Já a poesia propriamente "poética" de Gertrude Stein, tal como praticada em "Stanzas in Meditation" (1932), parece menos interessante: um discurso semiconfessional, canhestro e sem brilho, aqui e ali animado pelos ritmos e rimas ingênuos das "nursery rhymes", que repontam, com mais graça, em outras obras: "when this you see remember me". Como ela mesmo as definiu, suas "Stanzas" constituem "a real achievement of the common place", um monumento do lugar-comum. Melhoram, quando os monossílabos são de novo convocados: "One and one/ Or not which they were won/ I won".
Pound, que nunca demonstrou simpatia pelas abstrações steinianas, e que também não aceitava o "Finnegans Wake", passou a unir Gertrude e Joyce na mesma visão negativa, quando este iniciou a sua "work in progress" (que Pound chamava de "in regress", afirmando, em mais de uma ocasião, estar cheio da "diarréia do inconsciente" de ambos -o "dear Jim" e a "oedipus Gertie"). No seu jargão típico, dizia a Zukofsky numa carta de 5/3/28: "Gertie and Jimmie both hunting for new langwitch, but hunting, I think, in wrong ash-pile". Não conheço registro expresso da opinião de Joyce sobre Gertrude. Limitou-se a parodiá-la, gozativamente, numa de suas cartas. Vizinhos, em Paris, só se encontraram uma vez e, nessa ocasião, apenas trocaram palavras formais.
Cummings, a cuja poesia ela nunca se referiu, mas de quem afirmou apreciar "The Enormous Room", interessou-se, quando ainda muito jovem, por "Tender Buttons". Na conferência de sua formatura em Harvard, em 1915 (tinha 21 anos), citou exemplos do livro, provocando risos da platéia, e o defendeu com brio: "Gertrude Stein é uma futurista que subordina o significado das palavras à beleza das próprias palavras. Sua arte é a lógica da pintura sonora literária levada ao extremo. (...) A pergunta surge agora: O Quanto de tudo isso é realmente Arte? A resposta é: Não sabemos. Os grandes homens do futuro sem dúvida aproveitarão da experimentação do presente período, pois esta mesma experimentação é o desdobramento lógico das tendências sonoras. Que a conclusão, num caso particular, seja o absurdo não desnatura o valor do experimento desde que se trate de um esforço sincero. A Nova Arte, ainda que desacreditada por faquires e fanáticos, aparecerá no seu espírito essencial ao crítico despreconcebido como uma exploração corajosa e genuína de caminhos não palmilhados".

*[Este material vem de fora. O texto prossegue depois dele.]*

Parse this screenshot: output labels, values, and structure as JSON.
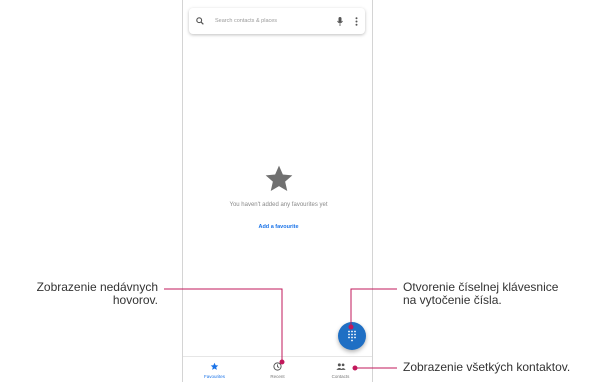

Perguntado, anos mais tarde, por Charles Norman sobre o que achava de Gertrude, afirmou: "Eu tentei lê-la. Posso sentir algumas coisas, mas ela não me dá tantas coisas como dá a algumas pessoas. Ela é um símbolo, um excelente símbolo, como uma coluna de cimento Portland. Não se pode mexê-la. Os filistinos trombam com ela e se ferram". E, ainda, numa carta: "...I tried to read a hugely fat hyperopus stuffed-to-burst with repetitions & labelled The Making of Americans; finally quitting at page thirtysomethin", o que, com alguma liberdade, se poderia verter por: "Tentei ler um gravidamente gordo hiperopus cheioatéaboca de repetições & rotulado The Making of Americans, pulandofora finalmente à página trintaealgumacoisa".
O que a separa, definitivamente, de Joyce, Pound e Cummings é que nestes há uma fundamental articulação temática, as dificuldades de leitura derivando quase sempre de elipses estilísticas ou de obscuridades de referência. Mesmo na areia movediça do Joyce todo-experimental de "Finnegans Wake" há uma coerência básica de motivos, uma "ratio" semântica que sanciona os mais estapafúrdios trocadilhos. Aqui, as referências não são disparatadas, mas se empilham por associação, segundo grandes linhas temáticas -por exemplo, as quedas de Adão, de Napoleão, de Humpty Dumpty, de Lúcifer, de Finn McCool, o crack da Bolsa etc. etc. Tudo (ou quase tudo) se esclarece através de "chaves" temáticas. Compare-se, por exemplo, o trocadilho joyceano "O'Neill saw queen Molly's pants" (tradução fônica do francês "Honni soit qui mal y pense") com procedimento semelhante adotado por Gertrude na frase "Give known or pin ware" (por Guillaume Apollinaire). Enquanto o inglês sobreposto por Joyce deforma a divisa da Ordem da Jarreteira numa franca tirada joco-erótica, que alude a um dos temas do "Finnegans Wake" (o voyeurismo do personagem HCE), a menos hábil transliteração sonora de Gertrude não gera mais que uma cadeia gratuita de palavras desconexas, por mais que Wendy Steiner se esforce por justificá-las. A incongruência semântica, de par com a incontinência verbal, resulta inevitavelmente numa maior fragilidade dos textos steinianos.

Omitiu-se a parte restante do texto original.